Programa sobre los bosques y el agua

International Day of Forests and World Water Day: Valuing forest restoration and water (Este recurso solo está disponible en inglés)


    It is estimated that in the last 30 years, 420 million hectares of forest have been lost through conversion to other land uses. Deforestation and forest degradation continue to take place at alarming rates. This, in turn, has a significant impact on the ecosystem services that forests provide. Considering this scenario, it is extremely important to improve forest management for the provision of ecosystem services by promoting forest restoration activities that are aligned with international goals and frameworks, such as the Bonn Challenge and the UN Decade on Ecosystem Restoration. This year, the International Day of Forests spotlights this topic, focusing on forest resilience and its services, under the theme “Forest restoration: a path to recovery and well-being"

    Restoration of forested areas can, for example, play an important role in the quality, timing, and quantity of one of the most important resources we have: water. Forest restoration can therefore, increase the environmental, economic and socio-cultural value of water, especially in previously degraded areas. How we value water, coincidentally the 2021 World Water Day theme, influences how we manage our forests and water resources, making forest-water relationships key to building resilient landscapes and societies.  

    Forest restoration, focusing on water ecosystem services provided by forests, can increase food and water security, support biodiversity and positively influence our health and recreation. However, how do we ensure forest restoration approaches succeed and increase the resilience of forests and their ability to provide water benefits?

  • Promoting inclusive restoration, taking all actors and sectors into account, and empowering communities to advance local solutions. The maintenance and improvement of water quantity and quality provided by healthy forests impacts a range of sectors, such as fisheries, agriculture, and tourism among others. For example, forests maintain and support aquatic biodiversity and important fisheries by providing shade, protecting the soil from erosion, acting as a chemical buffer, and providing nutritious terrestrial inputs. Many fisheries are important for local economies as they bring in recreational fishers and are a major food source for communities.
  • Investing in Capacity development to improve our understanding of forest-water relationships and management implications. Further guidance and support on capacity development can be found in the following resources:

Advancing the forest and water nexus: A capacity development facilitation guide: provides background information, resource materials and a facilitation plan to support capacity development programme on the forest-water nexus.

LoCoFoRest training programme: gives participants the skills and knowledge to make forest and landscape restoration scalable and to take advantage of new value chains.

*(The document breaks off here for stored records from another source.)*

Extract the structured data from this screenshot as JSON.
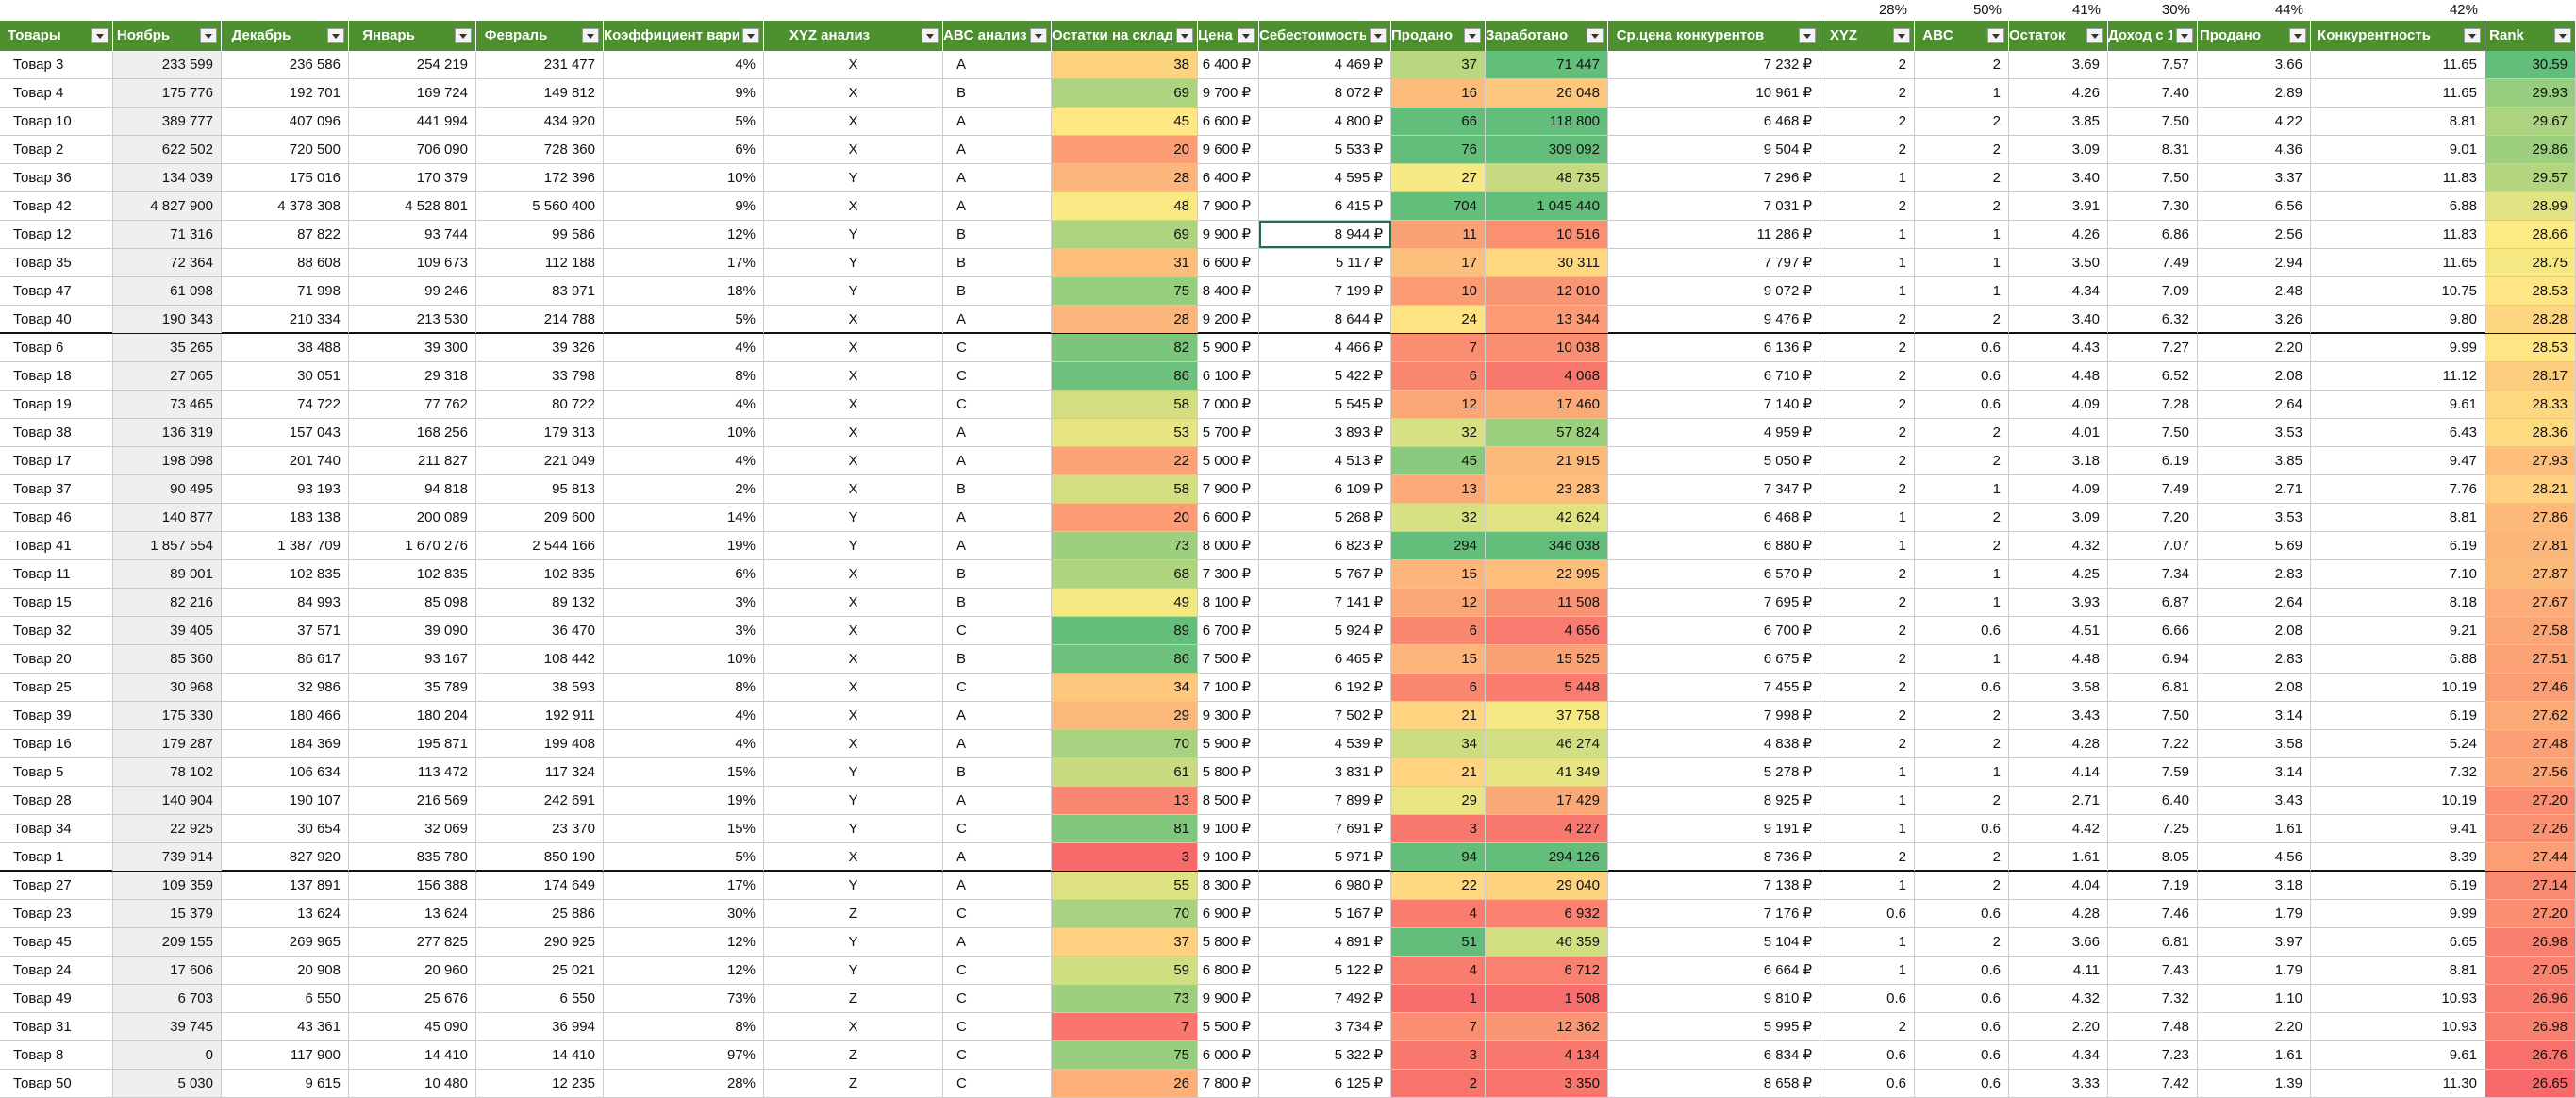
{
  "percentages": [
    "28%",
    "50%",
    "41%",
    "30%",
    "44%",
    "42%"
  ],
  "headers": [
    "Товары",
    "Ноябрь",
    "Декабрь",
    "Январь",
    "Февраль",
    "Коэффициент вариации",
    "XYZ анализ",
    "ABC анализ",
    "Остатки на складе",
    "Цена",
    "Себестоимость",
    "Продано",
    "Заработано",
    "Ср.цена конкурентов",
    "XYZ",
    "ABC",
    "Остаток",
    "Доход с 1",
    "Продано",
    "Конкурентность",
    "Rank"
  ],
  "rows": [
    [
      "Товар 3",
      "233 599",
      "236 586",
      "254 219",
      "231 477",
      "4%",
      "X",
      "A",
      "38",
      "6 400 ₽",
      "4 469 ₽",
      "37",
      "71 447",
      "7 232 ₽",
      "2",
      "2",
      "3.69",
      "7.57",
      "3.66",
      "11.65",
      "30.59"
    ],
    [
      "Товар 4",
      "175 776",
      "192 701",
      "169 724",
      "149 812",
      "9%",
      "X",
      "B",
      "69",
      "9 700 ₽",
      "8 072 ₽",
      "16",
      "26 048",
      "10 961 ₽",
      "2",
      "1",
      "4.26",
      "7.40",
      "2.89",
      "11.65",
      "29.93"
    ],
    [
      "Товар 10",
      "389 777",
      "407 096",
      "441 994",
      "434 920",
      "5%",
      "X",
      "A",
      "45",
      "6 600 ₽",
      "4 800 ₽",
      "66",
      "118 800",
      "6 468 ₽",
      "2",
      "2",
      "3.85",
      "7.50",
      "4.22",
      "8.81",
      "29.67"
    ],
    [
      "Товар 2",
      "622 502",
      "720 500",
      "706 090",
      "728 360",
      "6%",
      "X",
      "A",
      "20",
      "9 600 ₽",
      "5 533 ₽",
      "76",
      "309 092",
      "9 504 ₽",
      "2",
      "2",
      "3.09",
      "8.31",
      "4.36",
      "9.01",
      "29.86"
    ],
    [
      "Товар 36",
      "134 039",
      "175 016",
      "170 379",
      "172 396",
      "10%",
      "Y",
      "A",
      "28",
      "6 400 ₽",
      "4 595 ₽",
      "27",
      "48 735",
      "7 296 ₽",
      "1",
      "2",
      "3.40",
      "7.50",
      "3.37",
      "11.83",
      "29.57"
    ],
    [
      "Товар 42",
      "4 827 900",
      "4 378 308",
      "4 528 801",
      "5 560 400",
      "9%",
      "X",
      "A",
      "48",
      "7 900 ₽",
      "6 415 ₽",
      "704",
      "1 045 440",
      "7 031 ₽",
      "2",
      "2",
      "3.91",
      "7.30",
      "6.56",
      "6.88",
      "28.99"
    ],
    [
      "Товар 12",
      "71 316",
      "87 822",
      "93 744",
      "99 586",
      "12%",
      "Y",
      "B",
      "69",
      "9 900 ₽",
      "8 944 ₽",
      "11",
      "10 516",
      "11 286 ₽",
      "1",
      "1",
      "4.26",
      "6.86",
      "2.56",
      "11.83",
      "28.66"
    ],
    [
      "Товар 35",
      "72 364",
      "88 608",
      "109 673",
      "112 188",
      "17%",
      "Y",
      "B",
      "31",
      "6 600 ₽",
      "5 117 ₽",
      "17",
      "30 311",
      "7 797 ₽",
      "1",
      "1",
      "3.50",
      "7.49",
      "2.94",
      "11.65",
      "28.75"
    ],
    [
      "Товар 47",
      "61 098",
      "71 998",
      "99 246",
      "83 971",
      "18%",
      "Y",
      "B",
      "75",
      "8 400 ₽",
      "7 199 ₽",
      "10",
      "12 010",
      "9 072 ₽",
      "1",
      "1",
      "4.34",
      "7.09",
      "2.48",
      "10.75",
      "28.53"
    ],
    [
      "Товар 40",
      "190 343",
      "210 334",
      "213 530",
      "214 788",
      "5%",
      "X",
      "A",
      "28",
      "9 200 ₽",
      "8 644 ₽",
      "24",
      "13 344",
      "9 476 ₽",
      "2",
      "2",
      "3.40",
      "6.32",
      "3.26",
      "9.80",
      "28.28"
    ],
    [
      "Товар 6",
      "35 265",
      "38 488",
      "39 300",
      "39 326",
      "4%",
      "X",
      "C",
      "82",
      "5 900 ₽",
      "4 466 ₽",
      "7",
      "10 038",
      "6 136 ₽",
      "2",
      "0.6",
      "4.43",
      "7.27",
      "2.20",
      "9.99",
      "28.53"
    ],
    [
      "Товар 18",
      "27 065",
      "30 051",
      "29 318",
      "33 798",
      "8%",
      "X",
      "C",
      "86",
      "6 100 ₽",
      "5 422 ₽",
      "6",
      "4 068",
      "6 710 ₽",
      "2",
      "0.6",
      "4.48",
      "6.52",
      "2.08",
      "11.12",
      "28.17"
    ],
    [
      "Товар 19",
      "73 465",
      "74 722",
      "77 762",
      "80 722",
      "4%",
      "X",
      "C",
      "58",
      "7 000 ₽",
      "5 545 ₽",
      "12",
      "17 460",
      "7 140 ₽",
      "2",
      "0.6",
      "4.09",
      "7.28",
      "2.64",
      "9.61",
      "28.33"
    ],
    [
      "Товар 38",
      "136 319",
      "157 043",
      "168 256",
      "179 313",
      "10%",
      "X",
      "A",
      "53",
      "5 700 ₽",
      "3 893 ₽",
      "32",
      "57 824",
      "4 959 ₽",
      "2",
      "2",
      "4.01",
      "7.50",
      "3.53",
      "6.43",
      "28.36"
    ],
    [
      "Товар 17",
      "198 098",
      "201 740",
      "211 827",
      "221 049",
      "4%",
      "X",
      "A",
      "22",
      "5 000 ₽",
      "4 513 ₽",
      "45",
      "21 915",
      "5 050 ₽",
      "2",
      "2",
      "3.18",
      "6.19",
      "3.85",
      "9.47",
      "27.93"
    ],
    [
      "Товар 37",
      "90 495",
      "93 193",
      "94 818",
      "95 813",
      "2%",
      "X",
      "B",
      "58",
      "7 900 ₽",
      "6 109 ₽",
      "13",
      "23 283",
      "7 347 ₽",
      "2",
      "1",
      "4.09",
      "7.49",
      "2.71",
      "7.76",
      "28.21"
    ],
    [
      "Товар 46",
      "140 877",
      "183 138",
      "200 089",
      "209 600",
      "14%",
      "Y",
      "A",
      "20",
      "6 600 ₽",
      "5 268 ₽",
      "32",
      "42 624",
      "6 468 ₽",
      "1",
      "2",
      "3.09",
      "7.20",
      "3.53",
      "8.81",
      "27.86"
    ],
    [
      "Товар 41",
      "1 857 554",
      "1 387 709",
      "1 670 276",
      "2 544 166",
      "19%",
      "Y",
      "A",
      "73",
      "8 000 ₽",
      "6 823 ₽",
      "294",
      "346 038",
      "6 880 ₽",
      "1",
      "2",
      "4.32",
      "7.07",
      "5.69",
      "6.19",
      "27.81"
    ],
    [
      "Товар 11",
      "89 001",
      "102 835",
      "102 835",
      "102 835",
      "6%",
      "X",
      "B",
      "68",
      "7 300 ₽",
      "5 767 ₽",
      "15",
      "22 995",
      "6 570 ₽",
      "2",
      "1",
      "4.25",
      "7.34",
      "2.83",
      "7.10",
      "27.87"
    ],
    [
      "Товар 15",
      "82 216",
      "84 993",
      "85 098",
      "89 132",
      "3%",
      "X",
      "B",
      "49",
      "8 100 ₽",
      "7 141 ₽",
      "12",
      "11 508",
      "7 695 ₽",
      "2",
      "1",
      "3.93",
      "6.87",
      "2.64",
      "8.18",
      "27.67"
    ],
    [
      "Товар 32",
      "39 405",
      "37 571",
      "39 090",
      "36 470",
      "3%",
      "X",
      "C",
      "89",
      "6 700 ₽",
      "5 924 ₽",
      "6",
      "4 656",
      "6 700 ₽",
      "2",
      "0.6",
      "4.51",
      "6.66",
      "2.08",
      "9.21",
      "27.58"
    ],
    [
      "Товар 20",
      "85 360",
      "86 617",
      "93 167",
      "108 442",
      "10%",
      "X",
      "B",
      "86",
      "7 500 ₽",
      "6 465 ₽",
      "15",
      "15 525",
      "6 675 ₽",
      "2",
      "1",
      "4.48",
      "6.94",
      "2.83",
      "6.88",
      "27.51"
    ],
    [
      "Товар 25",
      "30 968",
      "32 986",
      "35 789",
      "38 593",
      "8%",
      "X",
      "C",
      "34",
      "7 100 ₽",
      "6 192 ₽",
      "6",
      "5 448",
      "7 455 ₽",
      "2",
      "0.6",
      "3.58",
      "6.81",
      "2.08",
      "10.19",
      "27.46"
    ],
    [
      "Товар 39",
      "175 330",
      "180 466",
      "180 204",
      "192 911",
      "4%",
      "X",
      "A",
      "29",
      "9 300 ₽",
      "7 502 ₽",
      "21",
      "37 758",
      "7 998 ₽",
      "2",
      "2",
      "3.43",
      "7.50",
      "3.14",
      "6.19",
      "27.62"
    ],
    [
      "Товар 16",
      "179 287",
      "184 369",
      "195 871",
      "199 408",
      "4%",
      "X",
      "A",
      "70",
      "5 900 ₽",
      "4 539 ₽",
      "34",
      "46 274",
      "4 838 ₽",
      "2",
      "2",
      "4.28",
      "7.22",
      "3.58",
      "5.24",
      "27.48"
    ],
    [
      "Товар 5",
      "78 102",
      "106 634",
      "113 472",
      "117 324",
      "15%",
      "Y",
      "B",
      "61",
      "5 800 ₽",
      "3 831 ₽",
      "21",
      "41 349",
      "5 278 ₽",
      "1",
      "1",
      "4.14",
      "7.59",
      "3.14",
      "7.32",
      "27.56"
    ],
    [
      "Товар 28",
      "140 904",
      "190 107",
      "216 569",
      "242 691",
      "19%",
      "Y",
      "A",
      "13",
      "8 500 ₽",
      "7 899 ₽",
      "29",
      "17 429",
      "8 925 ₽",
      "1",
      "2",
      "2.71",
      "6.40",
      "3.43",
      "10.19",
      "27.20"
    ],
    [
      "Товар 34",
      "22 925",
      "30 654",
      "32 069",
      "23 370",
      "15%",
      "Y",
      "C",
      "81",
      "9 100 ₽",
      "7 691 ₽",
      "3",
      "4 227",
      "9 191 ₽",
      "1",
      "0.6",
      "4.42",
      "7.25",
      "1.61",
      "9.41",
      "27.26"
    ],
    [
      "Товар 1",
      "739 914",
      "827 920",
      "835 780",
      "850 190",
      "5%",
      "X",
      "A",
      "3",
      "9 100 ₽",
      "5 971 ₽",
      "94",
      "294 126",
      "8 736 ₽",
      "2",
      "2",
      "1.61",
      "8.05",
      "4.56",
      "8.39",
      "27.44"
    ],
    [
      "Товар 27",
      "109 359",
      "137 891",
      "156 388",
      "174 649",
      "17%",
      "Y",
      "A",
      "55",
      "8 300 ₽",
      "6 980 ₽",
      "22",
      "29 040",
      "7 138 ₽",
      "1",
      "2",
      "4.04",
      "7.19",
      "3.18",
      "6.19",
      "27.14"
    ],
    [
      "Товар 23",
      "15 379",
      "13 624",
      "13 624",
      "25 886",
      "30%",
      "Z",
      "C",
      "70",
      "6 900 ₽",
      "5 167 ₽",
      "4",
      "6 932",
      "7 176 ₽",
      "0.6",
      "0.6",
      "4.28",
      "7.46",
      "1.79",
      "9.99",
      "27.20"
    ],
    [
      "Товар 45",
      "209 155",
      "269 965",
      "277 825",
      "290 925",
      "12%",
      "Y",
      "A",
      "37",
      "5 800 ₽",
      "4 891 ₽",
      "51",
      "46 359",
      "5 104 ₽",
      "1",
      "2",
      "3.66",
      "6.81",
      "3.97",
      "6.65",
      "26.98"
    ],
    [
      "Товар 24",
      "17 606",
      "20 908",
      "20 960",
      "25 021",
      "12%",
      "Y",
      "C",
      "59",
      "6 800 ₽",
      "5 122 ₽",
      "4",
      "6 712",
      "6 664 ₽",
      "1",
      "0.6",
      "4.11",
      "7.43",
      "1.79",
      "8.81",
      "27.05"
    ],
    [
      "Товар 49",
      "6 703",
      "6 550",
      "25 676",
      "6 550",
      "73%",
      "Z",
      "C",
      "73",
      "9 900 ₽",
      "7 492 ₽",
      "1",
      "1 508",
      "9 810 ₽",
      "0.6",
      "0.6",
      "4.32",
      "7.32",
      "1.10",
      "10.93",
      "26.96"
    ],
    [
      "Товар 31",
      "39 745",
      "43 361",
      "45 090",
      "36 994",
      "8%",
      "X",
      "C",
      "7",
      "5 500 ₽",
      "3 734 ₽",
      "7",
      "12 362",
      "5 995 ₽",
      "2",
      "0.6",
      "2.20",
      "7.48",
      "2.20",
      "10.93",
      "26.98"
    ],
    [
      "Товар 8",
      "0",
      "117 900",
      "14 410",
      "14 410",
      "97%",
      "Z",
      "C",
      "75",
      "6 000 ₽",
      "5 322 ₽",
      "3",
      "4 134",
      "6 834 ₽",
      "0.6",
      "0.6",
      "4.34",
      "7.23",
      "1.61",
      "9.61",
      "26.76"
    ],
    [
      "Товар 50",
      "5 030",
      "9 615",
      "10 480",
      "12 235",
      "28%",
      "Z",
      "C",
      "26",
      "7 800 ₽",
      "6 125 ₽",
      "2",
      "3 350",
      "8 658 ₽",
      "0.6",
      "0.6",
      "3.33",
      "7.42",
      "1.39",
      "11.30",
      "26.65"
    ]
  ],
  "colors": {
    "header_green": "#4e8f2f",
    "scale_red": "#f8696b",
    "scale_yellow": "#ffeb84",
    "scale_green": "#63be7b"
  }
}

SFM toolbox: provides general guidance on water management priorities in forests, as well as links to key tools and case studies of effective water management in forests.

  •  Monitoring forest-water interactions to support decision-making. The following tools were developed to support monitoring actions, and can be easily applied and adapted to specific contexts:

Blue Targeting Tool: supports best management practices in forestry along small streams

Forest & Landscape Water Ecosystem Services (FL-WES) Tool: helps people better monitor, measure, and manage the relationship between forests and water.


Forest restoration that considers cross-sectoral and inclusive approaches, capacity development, monitoring actions and the sustainable management of the forest-water nexus, has the potential to enhance landscape resilience and increase the value of water while creating a path to recovery and well-being.